Excédée de la tournure que prend la tablée, Madame part chercher une jardinière sur le balcon et semble vouloir la poser sur les genoux de sa fille de façon à ce que celle-ci dégage du giron de Anton. Elle opère rapidement tout en réussissant à plaquer sa hanche langoureuse contre le bras de l’homme. Le père intervient avant contact, tendant les mains vers la jardinière brutale destinée à blesser une enfant déjà assez entreprise, récupère l’objet et le dépose sur la table, sauf que la lampe le gène, il se tend alors de tout son dos bien plat et atteint péniblement l’autre côté de la table. La petite fille descend, son dernier couplet terminé, fait le tour côté père et vient se rasseoir en face. La mère reprend place et esprits. Tout se calme et la conversation reprend.

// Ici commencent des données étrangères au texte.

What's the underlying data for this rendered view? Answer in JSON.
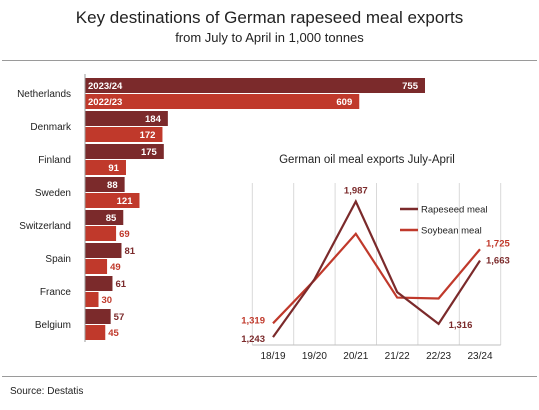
{
  "title": "Key destinations of German rapeseed meal exports",
  "subtitle": "from July to April in 1,000 tonnes",
  "source": "Source: Destatis",
  "colors": {
    "dark": "#7b2a2b",
    "light": "#c0392b",
    "gridline": "#d9d9d9",
    "axis": "#bfbfbf"
  },
  "chart_data": [
    {
      "type": "bar",
      "orientation": "horizontal",
      "title": "Key destinations of German rapeseed meal exports",
      "subtitle": "from July to April in 1,000 tonnes",
      "categories": [
        "Netherlands",
        "Denmark",
        "Finland",
        "Sweden",
        "Switzerland",
        "Spain",
        "France",
        "Belgium"
      ],
      "series": [
        {
          "name": "2023/24",
          "values": [
            755,
            184,
            175,
            88,
            85,
            81,
            61,
            57
          ]
        },
        {
          "name": "2022/23",
          "values": [
            609,
            172,
            91,
            121,
            69,
            49,
            30,
            45
          ]
        }
      ],
      "value_labels": [
        [
          "755",
          "184",
          "175",
          "88",
          "85",
          "81",
          "61",
          "57"
        ],
        [
          "609",
          "172",
          "91",
          "121",
          "69",
          "49",
          "30",
          "45"
        ]
      ],
      "legend": "inside first bars",
      "xlim": [
        0,
        800
      ],
      "grid": false
    },
    {
      "type": "line",
      "title": "German oil meal exports July-April",
      "x": [
        "18/19",
        "19/20",
        "20/21",
        "21/22",
        "22/23",
        "23/24"
      ],
      "series": [
        {
          "name": "Rapeseed meal",
          "values": [
            1243,
            1560,
            1987,
            1490,
            1316,
            1663
          ]
        },
        {
          "name": "Soybean meal",
          "values": [
            1319,
            1555,
            1810,
            1460,
            1455,
            1725
          ]
        }
      ],
      "labels": [
        {
          "series": 0,
          "index": 0,
          "text": "1,243"
        },
        {
          "series": 0,
          "index": 2,
          "text": "1,987"
        },
        {
          "series": 0,
          "index": 4,
          "text": "1,316"
        },
        {
          "series": 0,
          "index": 5,
          "text": "1,663"
        },
        {
          "series": 1,
          "index": 0,
          "text": "1,319"
        },
        {
          "series": 1,
          "index": 5,
          "text": "1,725"
        }
      ],
      "ylim": [
        1200,
        2050
      ],
      "grid": "vertical",
      "legend": "top-right"
    }
  ]
}
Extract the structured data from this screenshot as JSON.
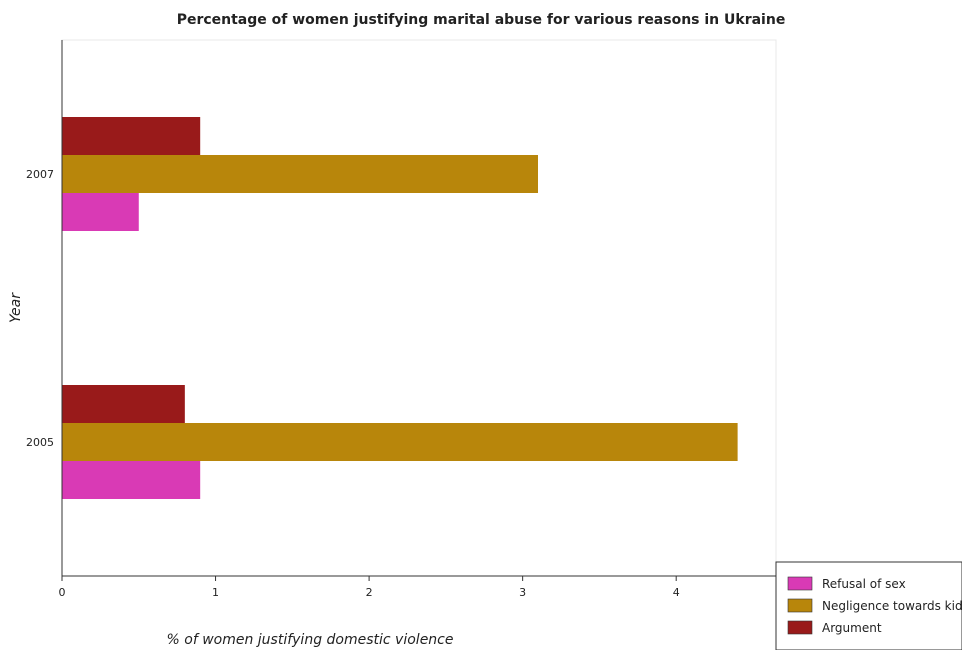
{
  "chart_data": {
    "type": "bar",
    "orientation": "horizontal",
    "title": "Percentage of women justifying marital abuse for various reasons in Ukraine",
    "xlabel": "% of women justifying domestic violence",
    "ylabel": "Year",
    "categories": [
      "2005",
      "2007"
    ],
    "series": [
      {
        "name": "Refusal of sex",
        "color": "#d93ab5",
        "values": [
          0.9,
          0.5
        ]
      },
      {
        "name": "Negligence towards kids",
        "color": "#b8860b",
        "values": [
          4.4,
          3.1
        ]
      },
      {
        "name": "Argument",
        "color": "#991a1a",
        "values": [
          0.8,
          0.9
        ]
      }
    ],
    "xlim": [
      0,
      4.65
    ],
    "xticks": [
      "0",
      "1",
      "2",
      "3",
      "4"
    ],
    "grid": false,
    "legend_position": "bottom-right"
  }
}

- Père puis-je sortir de table ?
- Vous prendrez bien un dernier fruit ?
Et tandis qu’Elisabeth retourne à son coffret, Madame à sa cuisine, les messieurs passent au fumoir délibérant sur la meilleure façon de canaliser une révolte dans un empire en ruine.
*C’est en 1976 que le chant élaboré contre les anglais en 1890 deviendra l’hymne officiel du Portugal, après la révolution des œillets. On prendra alors le soin de remplacer « les anglais » par « les canons » dans le corps du texte. Ce qui ne fût probablement pas d’une évidente équivalence.